Keputusan Mahkamah Konstitusi terkait pemecatan Srettha, meskipun bukan hal baru dalam skema politik Thailand, menunjukkan betapa rapuhnya jalinan konstitusi dan hukum di negara tersebut. Dengan banyaknya partai politik dan kepentingan yang terlibat, prosesi pemilihan perdana menteri baru tidak hanya menjadi sekadar pemilihan pemimpin, tetapi juga merupakan indikator bagaimana Thailand akan melangkah untuk menghadapi tantangan politik dan sosial ke depan.
Para analis memprediksi bahwa proses pemilihan kali ini mungkin akan dipenuhi dengan taktik politik dan negosiasi intens antarpartai. Hal ini sangat penting untuk diperhatikan, mengingat ketidaksepakatan dalam koalisi saat ini bisa saja menyebabkan kemandekan dalam pemerintahan dan memperpanjang ketidakpastian ekonomi.

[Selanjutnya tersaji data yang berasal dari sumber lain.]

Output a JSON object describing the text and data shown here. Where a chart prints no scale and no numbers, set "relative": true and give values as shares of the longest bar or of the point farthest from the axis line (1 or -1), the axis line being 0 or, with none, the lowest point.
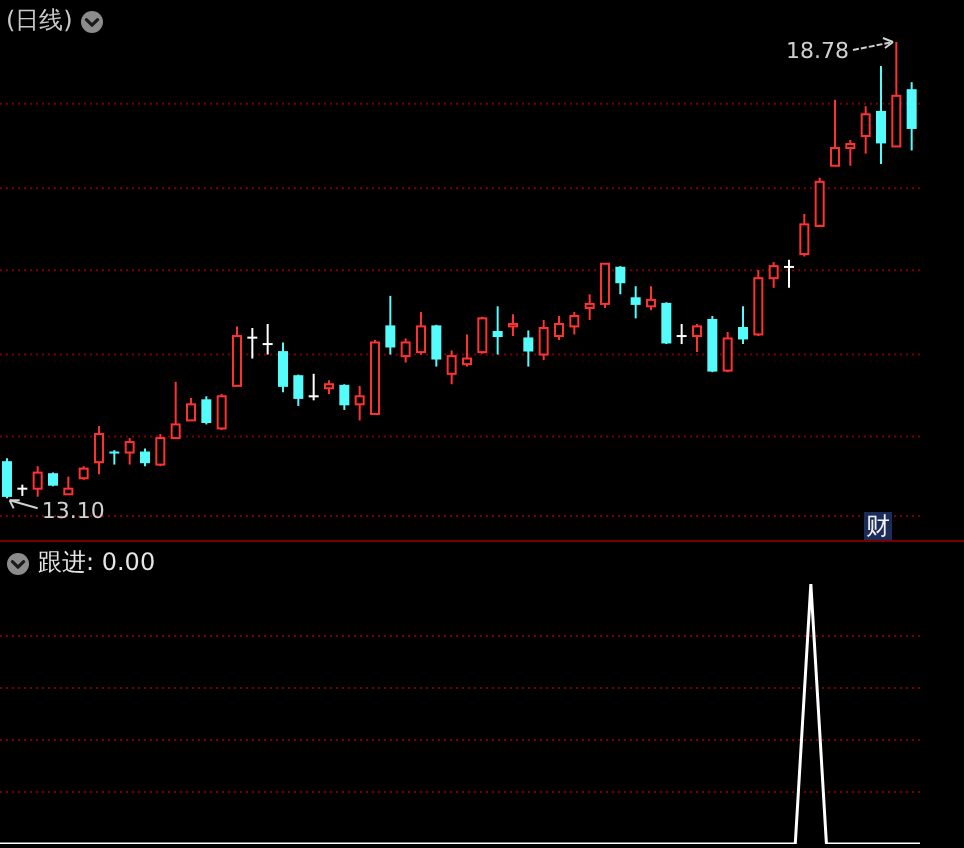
{
  "chart_data": [
    {
      "type": "candlestick",
      "title": "(日线)",
      "categories": [
        null,
        null,
        null,
        null,
        null,
        null,
        null,
        null,
        null,
        null,
        null,
        null,
        null,
        null,
        null,
        null,
        null,
        null,
        null,
        null,
        null,
        null,
        null,
        null,
        null,
        null,
        null,
        null,
        null,
        null,
        null,
        null,
        null,
        null,
        null,
        null,
        null,
        null,
        null,
        null,
        null,
        null,
        null,
        null,
        null,
        null,
        null,
        null,
        null,
        null,
        null,
        null,
        null,
        null,
        null,
        null,
        null,
        null,
        null,
        null
      ],
      "ohlc": [
        [
          13.55,
          13.6,
          13.1,
          13.13
        ],
        [
          13.22,
          13.27,
          13.13,
          13.22
        ],
        [
          13.22,
          13.5,
          13.12,
          13.42
        ],
        [
          13.4,
          13.42,
          13.25,
          13.27
        ],
        [
          13.15,
          13.37,
          13.15,
          13.22
        ],
        [
          13.35,
          13.5,
          13.33,
          13.47
        ],
        [
          13.55,
          14.0,
          13.4,
          13.9
        ],
        [
          13.67,
          13.7,
          13.52,
          13.65
        ],
        [
          13.67,
          13.85,
          13.52,
          13.8
        ],
        [
          13.67,
          13.72,
          13.5,
          13.55
        ],
        [
          13.52,
          13.9,
          13.5,
          13.85
        ],
        [
          13.85,
          14.55,
          13.85,
          14.02
        ],
        [
          14.07,
          14.35,
          14.07,
          14.27
        ],
        [
          14.32,
          14.37,
          14.02,
          14.05
        ],
        [
          13.97,
          14.4,
          13.95,
          14.37
        ],
        [
          14.5,
          15.24,
          14.5,
          15.12
        ],
        [
          15.1,
          15.22,
          14.84,
          15.1
        ],
        [
          15.02,
          15.27,
          14.89,
          15.02
        ],
        [
          14.92,
          15.04,
          14.42,
          14.5
        ],
        [
          14.62,
          14.64,
          14.25,
          14.35
        ],
        [
          14.37,
          14.65,
          14.32,
          14.37
        ],
        [
          14.47,
          14.57,
          14.4,
          14.52
        ],
        [
          14.5,
          14.52,
          14.2,
          14.27
        ],
        [
          14.27,
          14.5,
          14.07,
          14.37
        ],
        [
          14.15,
          15.07,
          14.15,
          15.04
        ],
        [
          15.24,
          15.62,
          14.89,
          14.99
        ],
        [
          14.87,
          15.09,
          14.79,
          15.04
        ],
        [
          14.92,
          15.42,
          14.89,
          15.24
        ],
        [
          15.24,
          15.26,
          14.74,
          14.84
        ],
        [
          14.65,
          14.94,
          14.52,
          14.87
        ],
        [
          14.77,
          15.14,
          14.74,
          14.84
        ],
        [
          14.92,
          15.36,
          14.9,
          15.34
        ],
        [
          15.17,
          15.49,
          14.89,
          15.12
        ],
        [
          15.24,
          15.39,
          15.12,
          15.27
        ],
        [
          15.09,
          15.19,
          14.74,
          14.94
        ],
        [
          14.89,
          15.32,
          14.82,
          15.22
        ],
        [
          15.12,
          15.37,
          15.07,
          15.27
        ],
        [
          15.24,
          15.42,
          15.14,
          15.37
        ],
        [
          15.47,
          15.64,
          15.32,
          15.52
        ],
        [
          15.52,
          16.02,
          15.47,
          16.02
        ],
        [
          15.97,
          15.99,
          15.64,
          15.79
        ],
        [
          15.59,
          15.74,
          15.34,
          15.52
        ],
        [
          15.49,
          15.74,
          15.44,
          15.57
        ],
        [
          15.52,
          15.54,
          15.02,
          15.04
        ],
        [
          15.12,
          15.27,
          15.02,
          15.12
        ],
        [
          15.12,
          15.27,
          14.92,
          15.24
        ],
        [
          15.32,
          15.37,
          14.67,
          14.69
        ],
        [
          14.69,
          15.17,
          14.67,
          15.09
        ],
        [
          15.22,
          15.49,
          15.02,
          15.09
        ],
        [
          15.14,
          15.94,
          15.12,
          15.84
        ],
        [
          15.84,
          16.04,
          15.72,
          15.99
        ],
        [
          15.98,
          16.07,
          15.72,
          15.98
        ],
        [
          16.14,
          16.64,
          16.11,
          16.51
        ],
        [
          16.49,
          17.09,
          16.49,
          17.04
        ],
        [
          17.24,
          18.06,
          17.24,
          17.46
        ],
        [
          17.46,
          17.56,
          17.24,
          17.51
        ],
        [
          17.61,
          17.98,
          17.39,
          17.88
        ],
        [
          17.91,
          18.48,
          17.26,
          17.53
        ],
        [
          17.48,
          18.78,
          17.48,
          18.11
        ],
        [
          18.18,
          18.28,
          17.43,
          17.71
        ]
      ],
      "colors": [
        "#54fcfc",
        "#ffffff",
        "#ff3232",
        "#54fcfc",
        "#ff3232",
        "#ff3232",
        "#ff3232",
        "#54fcfc",
        "#ff3232",
        "#54fcfc",
        "#ff3232",
        "#ff3232",
        "#ff3232",
        "#54fcfc",
        "#ff3232",
        "#ff3232",
        "#ffffff",
        "#ffffff",
        "#54fcfc",
        "#54fcfc",
        "#ffffff",
        "#ff3232",
        "#54fcfc",
        "#ff3232",
        "#ff3232",
        "#54fcfc",
        "#ff3232",
        "#ff3232",
        "#54fcfc",
        "#ff3232",
        "#ff3232",
        "#ff3232",
        "#54fcfc",
        "#ff3232",
        "#54fcfc",
        "#ff3232",
        "#ff3232",
        "#ff3232",
        "#ff3232",
        "#ff3232",
        "#54fcfc",
        "#54fcfc",
        "#ff3232",
        "#54fcfc",
        "#ffffff",
        "#ff3232",
        "#54fcfc",
        "#ff3232",
        "#54fcfc",
        "#ff3232",
        "#ff3232",
        "#ffffff",
        "#ff3232",
        "#ff3232",
        "#ff3232",
        "#ff3232",
        "#ff3232",
        "#54fcfc",
        "#ff3232",
        "#54fcfc"
      ],
      "annotations": [
        "18.78",
        "13.10",
        "财"
      ],
      "yticks": [
        {
          "value": 12.88,
          "label": null
        },
        {
          "value": 13.87,
          "label": null
        },
        {
          "value": 14.89,
          "label": null
        },
        {
          "value": 15.94,
          "label": null
        },
        {
          "value": 16.96,
          "label": null
        },
        {
          "value": 18.01,
          "label": null
        }
      ],
      "grid": "y",
      "tick_labels": false
    },
    {
      "type": "line",
      "title": "跟进: 0.00",
      "categories": [
        null,
        null,
        null,
        null,
        null,
        null,
        null,
        null,
        null,
        null,
        null,
        null,
        null,
        null,
        null,
        null,
        null,
        null,
        null,
        null,
        null,
        null,
        null,
        null,
        null,
        null,
        null,
        null,
        null,
        null,
        null,
        null,
        null,
        null,
        null,
        null,
        null,
        null,
        null,
        null,
        null,
        null,
        null,
        null,
        null,
        null,
        null,
        null,
        null,
        null,
        null,
        null,
        null,
        null,
        null,
        null,
        null,
        null,
        null,
        null
      ],
      "relative": true,
      "series": [
        {
          "color": "#ffffff",
          "values": [
            0,
            0,
            0,
            0,
            0,
            0,
            0,
            0,
            0,
            0,
            0,
            0,
            0,
            0,
            0,
            0,
            0,
            0,
            0,
            0,
            0,
            0,
            0,
            0,
            0,
            0,
            0,
            0,
            0,
            0,
            0,
            0,
            0,
            0,
            0,
            0,
            0,
            0,
            0,
            0,
            0,
            0,
            0,
            0,
            0,
            0,
            0,
            0,
            0,
            0,
            0,
            0,
            1,
            0,
            0,
            0,
            0,
            0,
            0,
            0
          ]
        }
      ],
      "ref_lines": [
        {
          "axis": "y",
          "value": 0.2,
          "color": "#7a0000",
          "line_style": "dotted"
        },
        {
          "axis": "y",
          "value": 0.4,
          "color": "#7a0000",
          "line_style": "dotted"
        },
        {
          "axis": "y",
          "value": 0.6,
          "color": "#7a0000",
          "line_style": "dotted"
        },
        {
          "axis": "y",
          "value": 0.8,
          "color": "#7a0000",
          "line_style": "dotted"
        }
      ],
      "tick_labels": false
    }
  ]
}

Situasi politik yang berkembang di Thailand akan terus dipantau secara ketat, baik oleh masyarakat dalam negeri maupun oleh komunitas internasional. Keputusan akhir mengenai siapa yang akan menggantikan Srettha di kursi perdana menteri diharapkan dapat membawa stabilitas dan memfasilitasi kebutuhan masyarakat Thailand dalam upaya pemulihan dan pertumbuhan yang berkelanjutan.